Melihat Han Nuo ternyata tetap bertemu Ouyang Luo sendirian, Xia Fei hanya bisa menghela napas, lalu bersyukur, "Tak apa dia lolos, yang penting Kapten Han masih hidup."
"W sepertinya belum pergi jauh. Kalian segera periksa area sekitar, jangan lewatkan satu sudut pun! Kalian yang lain, pergi ke Akademi Dalong dan temui orang-orang dekat Ouyang Luo, cari tahu semua tentang dia!" Setelah memukul kepala Xia Fei pelan, Han Nuo membagi tugas dengan cepat lalu tubuhnya ambruk tak sadarkan diri di pelukan Xia Fei.

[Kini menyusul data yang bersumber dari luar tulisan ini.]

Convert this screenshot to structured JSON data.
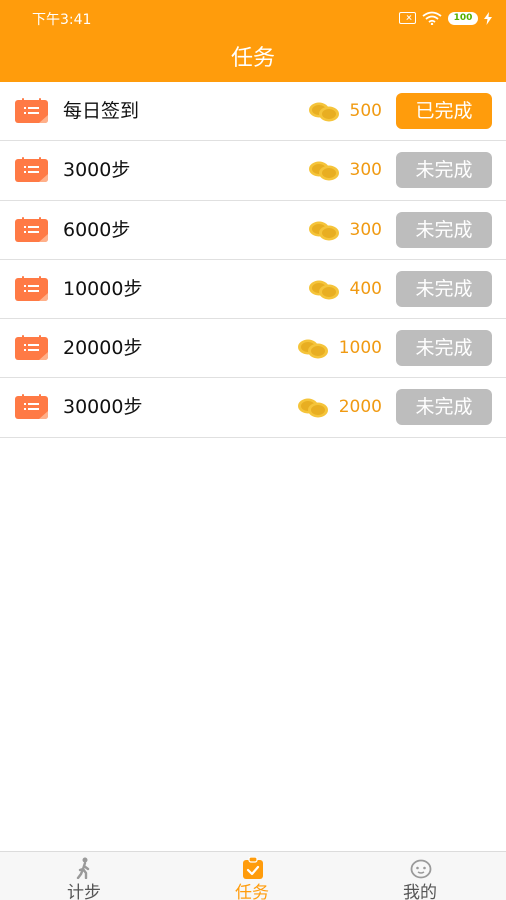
{
  "status_bar": {
    "time": "下午3:41",
    "battery": "100"
  },
  "header": {
    "title": "任务"
  },
  "tasks": [
    {
      "label": "每日签到",
      "reward": "500",
      "status": "已完成",
      "done": true
    },
    {
      "label": "3000步",
      "reward": "300",
      "status": "未完成",
      "done": false
    },
    {
      "label": "6000步",
      "reward": "300",
      "status": "未完成",
      "done": false
    },
    {
      "label": "10000步",
      "reward": "400",
      "status": "未完成",
      "done": false
    },
    {
      "label": "20000步",
      "reward": "1000",
      "status": "未完成",
      "done": false
    },
    {
      "label": "30000步",
      "reward": "2000",
      "status": "未完成",
      "done": false
    }
  ],
  "tabbar": {
    "tabs": [
      {
        "label": "计步",
        "icon": "walk-icon",
        "active": false
      },
      {
        "label": "任务",
        "icon": "task-clipboard-icon",
        "active": true
      },
      {
        "label": "我的",
        "icon": "profile-face-icon",
        "active": false
      }
    ]
  },
  "colors": {
    "accent": "#FF9C0C",
    "reward_text": "#F09A12",
    "inactive_button": "#BDBDBD",
    "tab_inactive": "#555555"
  }
}
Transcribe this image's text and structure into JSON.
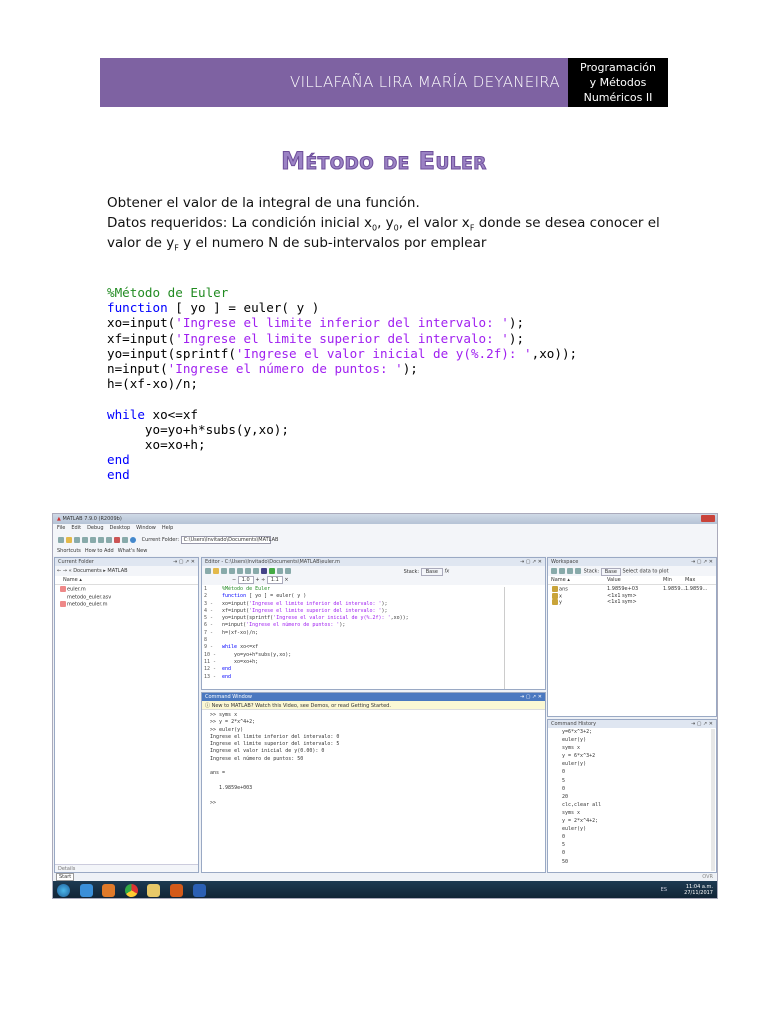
{
  "header": {
    "author": "VILLAFAÑA LIRA MARÍA DEYANEIRA",
    "course_lines": [
      "Programación",
      "y Métodos",
      "Numéricos II"
    ]
  },
  "title": "Método de Euler",
  "intro": {
    "line1": "Obtener el valor de la integral de una función.",
    "line2_a": "Datos requeridos: La condición inicial x",
    "line2_b": "0",
    "line2_c": ", y",
    "line2_d": "0",
    "line2_e": ", el valor x",
    "line2_f": "F",
    "line2_g": " donde se desea conocer el",
    "line3_a": "valor de y",
    "line3_b": "F",
    "line3_c": " y el numero N de sub-intervalos por emplear"
  },
  "code": {
    "comment": "%Método de Euler",
    "l2_kw": "function",
    "l2_rest": " [ yo ] = euler( y )",
    "l3a": "xo=input(",
    "l3s": "'Ingrese el limite inferior del intervalo: '",
    "l3b": ");",
    "l4a": "xf=input(",
    "l4s": "'Ingrese el limite superior del intervalo: '",
    "l4b": ");",
    "l5a": "yo=input(sprintf(",
    "l5s": "'Ingrese el valor inicial de y(%.2f): '",
    "l5b": ",xo));",
    "l6a": "n=input(",
    "l6s": "'Ingrese el número de puntos: '",
    "l6b": ");",
    "l7": "h=(xf-xo)/n;",
    "l9_kw": "while",
    "l9_rest": " xo<=xf",
    "l10": "     yo=yo+h*subs(y,xo);",
    "l11": "     xo=xo+h;",
    "end1": "end",
    "end2": "end"
  },
  "matlab": {
    "window_title": "MATLAB 7.9.0 (R2009b)",
    "menu": [
      "File",
      "Edit",
      "Debug",
      "Desktop",
      "Window",
      "Help"
    ],
    "current_folder_label": "Current Folder:",
    "current_folder_path": "C:\\Users\\Invitado\\Documents\\MATLAB",
    "shortcuts": [
      "Shortcuts",
      "How to Add",
      "What's New"
    ],
    "folder_panel": {
      "title": "Current Folder",
      "path": "« Documents ▸ MATLAB",
      "col": "Name ▴",
      "files": [
        "euler.m",
        "metodo_euler.asv",
        "metodo_euler.m"
      ],
      "details": "Details"
    },
    "editor": {
      "title": "Editor - C:\\Users\\Invitado\\Documents\\MATLAB\\euler.m",
      "stack": "Stack:",
      "stack_val": "Base",
      "zoom1": "1.0",
      "zoom2": "1.1",
      "lines": [
        {
          "n": "1",
          "t": "%Método de Euler"
        },
        {
          "n": "2",
          "t": "function [ yo ] = euler( y )"
        },
        {
          "n": "3 -",
          "t": "xo=input('Ingrese el limite inferior del intervalo: ');"
        },
        {
          "n": "4 -",
          "t": "xf=input('Ingrese el limite superior del intervalo: ');"
        },
        {
          "n": "5 -",
          "t": "yo=input(sprintf('Ingrese el valor inicial de y(%.2f): ',xo));"
        },
        {
          "n": "6 -",
          "t": "n=input('Ingrese el número de puntos: ');"
        },
        {
          "n": "7 -",
          "t": "h=(xf-xo)/n;"
        },
        {
          "n": "8",
          "t": ""
        },
        {
          "n": "9 -",
          "t": "while xo<=xf"
        },
        {
          "n": "10 -",
          "t": "    yo=yo+h*subs(y,xo);"
        },
        {
          "n": "11 -",
          "t": "    xo=xo+h;"
        },
        {
          "n": "12 -",
          "t": "end"
        },
        {
          "n": "13 -",
          "t": "end"
        }
      ]
    },
    "command_window": {
      "title": "Command Window",
      "notice": "New to MATLAB? Watch this Video, see Demos, or read Getting Started.",
      "lines": [
        ">> syms x",
        ">> y = 2*x^4+2;",
        ">> euler(y)",
        "Ingrese el limite inferior del intervalo: 0",
        "Ingrese el limite superior del intervalo: 5",
        "Ingrese el valor inicial de y(0.00): 0",
        "Ingrese el número de puntos: 50",
        "",
        "ans =",
        "",
        "   1.9859e+003",
        "",
        ">>"
      ]
    },
    "workspace": {
      "title": "Workspace",
      "stack": "Stack:",
      "stack_val": "Base",
      "plot": "Select data to plot",
      "cols": [
        "Name ▴",
        "Value",
        "Min",
        "Max"
      ],
      "rows": [
        {
          "name": "ans",
          "value": "1.9859e+03",
          "min": "1.9859...",
          "max": "1.9859..."
        },
        {
          "name": "x",
          "value": "<1x1 sym>",
          "min": "",
          "max": ""
        },
        {
          "name": "y",
          "value": "<1x1 sym>",
          "min": "",
          "max": ""
        }
      ]
    },
    "history": {
      "title": "Command History",
      "lines": [
        "y=6*x^3+2;",
        "euler(y)",
        "syms x",
        "y = 6*x^3+2",
        "euler(y)",
        "0",
        "5",
        "0",
        "20",
        "clc,clear all",
        "syms x",
        "y = 2*x^4+2;",
        "euler(y)",
        "0",
        "5",
        "0",
        "50"
      ]
    },
    "start": "Start",
    "ovr": "OVR",
    "clock_time": "11:04 a.m.",
    "clock_date": "27/11/2017",
    "lang": "ES"
  }
}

"Nah, mau permen?" Di antara tumpukan kotak mainan merah hitam, seorang bocah laki-laki duduk di atas kepala boneka beruang coklat setinggi dua meter, mengacungkan lolipop ke arah Han Nuo. Setelah ditolak, ia membuka bungkusnya sendiri dan mulai makan. "Han Nuo, bagaimana rasanya kali ini?"
"Jadi kau dalangnya?" Han Nuo menahan amarah yang jelas tercermin di wajahnya, mendongak ke arah bocah yang santai mengayunkan kaki sambil menjilat permen. "Apa sebenarnya tujuanmu?"

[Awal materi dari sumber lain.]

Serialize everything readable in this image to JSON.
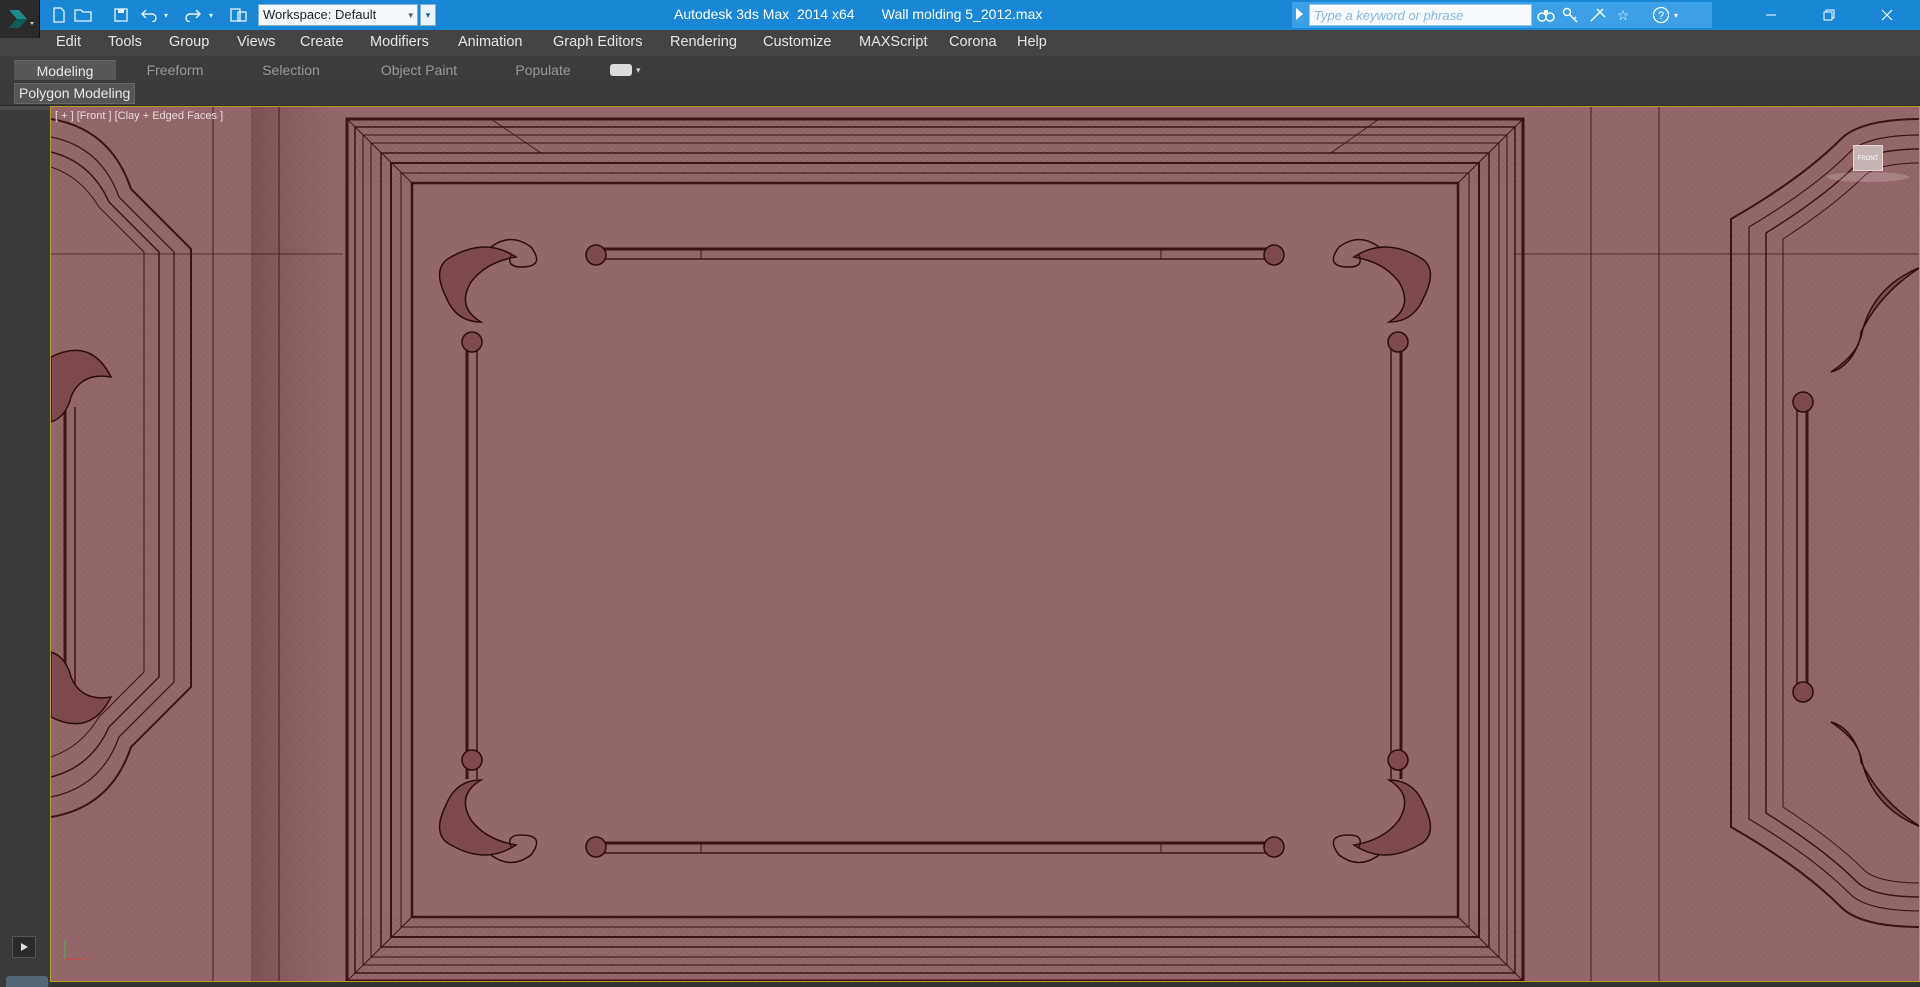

"Mm?" Bocah itu berpikir sejenak, lalu tersenyum lebar penuh kebengisan. "Hahahahaha, tentu saja karena bosan dan ingin bersenang-senang. Tapi kalian memang tak mengecewakan, kali ini lebih seru dari sebelumnya. Tidak sia-sia aku merancang semuanya dengan susah payah."

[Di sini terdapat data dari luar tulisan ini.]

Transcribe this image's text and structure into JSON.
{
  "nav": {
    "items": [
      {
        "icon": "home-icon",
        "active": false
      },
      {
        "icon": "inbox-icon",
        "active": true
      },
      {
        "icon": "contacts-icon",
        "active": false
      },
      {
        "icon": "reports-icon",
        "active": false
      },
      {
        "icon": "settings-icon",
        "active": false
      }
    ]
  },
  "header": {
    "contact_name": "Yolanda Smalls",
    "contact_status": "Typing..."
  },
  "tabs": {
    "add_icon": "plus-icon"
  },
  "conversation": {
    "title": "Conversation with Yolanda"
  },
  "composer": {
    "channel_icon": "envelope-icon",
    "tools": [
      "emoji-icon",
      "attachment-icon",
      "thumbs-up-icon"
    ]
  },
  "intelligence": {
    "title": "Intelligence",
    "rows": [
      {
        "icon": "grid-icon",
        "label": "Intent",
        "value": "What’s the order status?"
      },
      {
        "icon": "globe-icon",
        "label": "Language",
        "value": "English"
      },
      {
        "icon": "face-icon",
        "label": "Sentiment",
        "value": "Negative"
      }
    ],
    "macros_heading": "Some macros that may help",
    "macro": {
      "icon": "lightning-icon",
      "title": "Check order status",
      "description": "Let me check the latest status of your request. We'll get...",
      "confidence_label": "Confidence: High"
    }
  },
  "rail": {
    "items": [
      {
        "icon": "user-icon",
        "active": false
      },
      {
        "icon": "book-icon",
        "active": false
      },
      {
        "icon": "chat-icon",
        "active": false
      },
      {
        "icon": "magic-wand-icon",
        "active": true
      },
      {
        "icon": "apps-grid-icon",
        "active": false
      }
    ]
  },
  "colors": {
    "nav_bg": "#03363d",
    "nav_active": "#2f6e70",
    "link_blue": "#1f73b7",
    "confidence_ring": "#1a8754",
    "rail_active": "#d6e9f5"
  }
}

"Jadi semua yang kami alami adalah hasil rencanamu?" Itu artinya cintaku pada Ouyang Luo pun hanyalah kepastian? Seperti bidak catur yang dipermainkan sesuka hati, Han Nuo tak bisa terima penghinaan ini! "Bermain-main dengan nasib dan perasaan orang lain itu menyenangkan bagimu?"
"Sangat menyenangkan." Bocah itu menjawab ringan, membuat Han Nuo semakin marah. "Tapi ya, aku cuma mengatur jalan ceritanya, soal perasaan aku tak bisa mengatur!" tambahnya.